DDD highlights more collections from last week’s Tokyo Fashion Week.
As mentioned before Tokyo is a great place for inspiration so we decided to run two posts covering our runway highlights from last week’s fashion week. Here is the continuation of our coverage.
Now in his 3rd collection since returning as head designer at DressCamp for S/S 13, Bunker graduate Toshikazu Iwaya brings back his signature use of color, print and unexpected silhouettes that launched the label onto the scene back in 2002. For S/S 14, Iwaya looked to denim as a base for the collection, re-proportioning items with exaggerated fits, elongated lengths and bold prints for a typical Tokyo street wear edge. This included a trucker jacket and a longline shirt dresses that were given a contemporary update with wide kimono sleeves. Texture and print came through thick and fast with lace overlays, fringed accents and gold foil leopard prints.

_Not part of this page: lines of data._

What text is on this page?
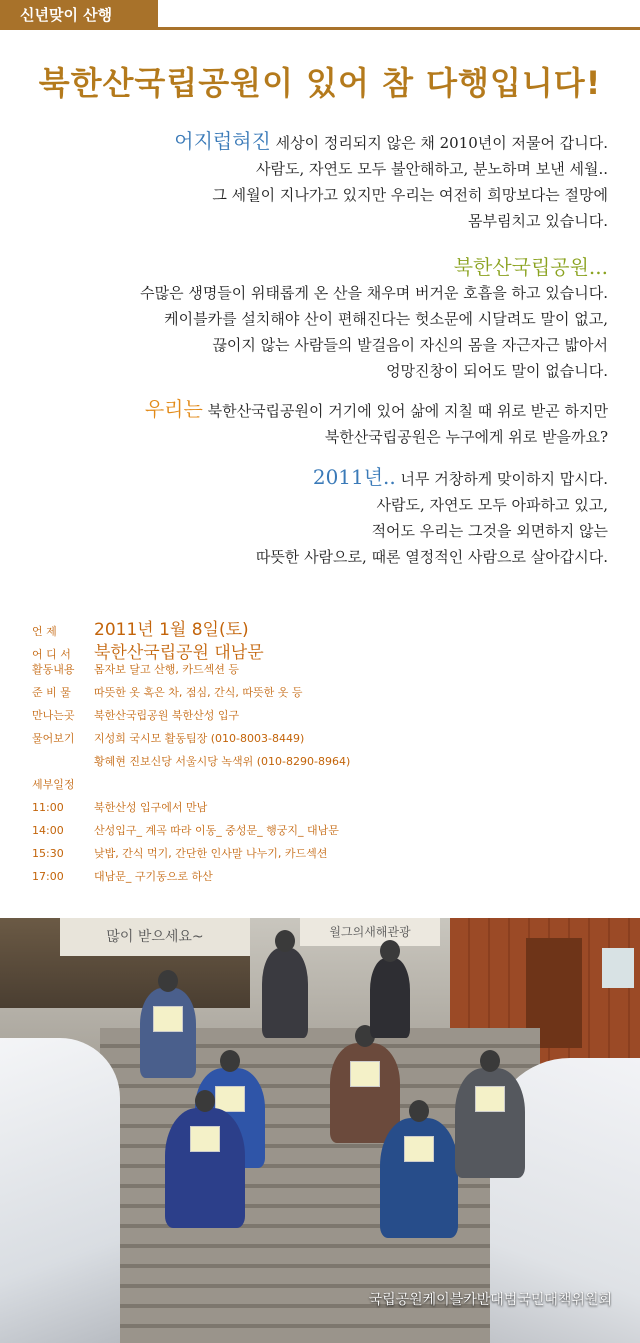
신년맞이 산행
북한산국립공원이 있어 참 다행입니다!
어지럽혀진 세상이 정리되지 않은 채 2010년이 저물어 갑니다.
사람도, 자연도 모두 불안해하고, 분노하며 보낸 세월..
그 세월이 지나가고 있지만 우리는 여전히 희망보다는 절망에
몸부림치고 있습니다.
북한산국립공원...
수많은 생명들이 위태롭게 온 산을 채우며 버거운 호흡을 하고 있습니다.
케이블카를 설치해야 산이 편해진다는 헛소문에 시달려도 말이 없고,
끊이지 않는 사람들의 발걸음이 자신의 몸을 자근자근 밟아서
엉망진창이 되어도 말이 없습니다.
우리는 북한산국립공원이 거기에 있어 삶에 지칠 때 위로 받곤 하지만
북한산국립공원은 누구에게 위로 받을까요?
2011년.. 너무 거창하게 맞이하지 맙시다.
사람도, 자연도 모두 아파하고 있고,
적어도 우리는 그것을 외면하지 않는
따뜻한 사람으로, 때론 열정적인 사람으로 살아갑시다.
언 제	2011년 1월 8일(토)
어 디 서	북한산국립공원 대남문
활동내용	몸자보 달고 산행, 카드섹션 등
준 비 물	따뜻한 옷 혹은 차, 점심, 간식, 따뜻한 옷 등
만나는곳	북한산국립공원 북한산성 입구
물어보기	지성희 국시모 활동팀장 (010-8003-8449)
황혜현 진보신당 서울시당 녹색위 (010-8290-8964)
세부일정
11:00	북한산성 입구에서 만남
14:00	산성입구_ 계곡 따라 이동_ 중성문_ 행궁지_ 대남문
15:30	낮밥, 간식 먹기, 간단한 인사말 나누기, 카드섹션
17:00	대남문_ 구기동으로 하산
많이 받으세요~	월그의새해관광
국립공원케이블카반대범국민대책위원회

Facetasm has been continuously presented strong selections of streetwear driven collections since it arrived on the scene in 2007. Spring/Summer 2014 proved no different with the Tokyo based brand adding its contemporary touch to workwear, restyling aprons, trucker jackets and classic five-pocket styles. The designers looks to glossy indigos for a polished finish on more tailored items like oversized double breasted balzers, while matte black grounds were highlighted with contrast white stitching to bring an urban edge to the classic workwear aesthetic.
Designer Hiroshi Tanida created a tropical backdrop for his S/S 14 collection entitled “Votanica.” Denim reflected a balmy high-summer attitude tapping botanical imagery to inspire washed-out palm prints and repeat jacquards. Silhouettes drew inspiration from hotter climes: we particularly loved the longline and fluid shirts, reminiscent of traditional Indian men’s dress. Tonal textures updated lightweight powder-blue indigos, giving both jeans and jackets a contemporary aesthetic.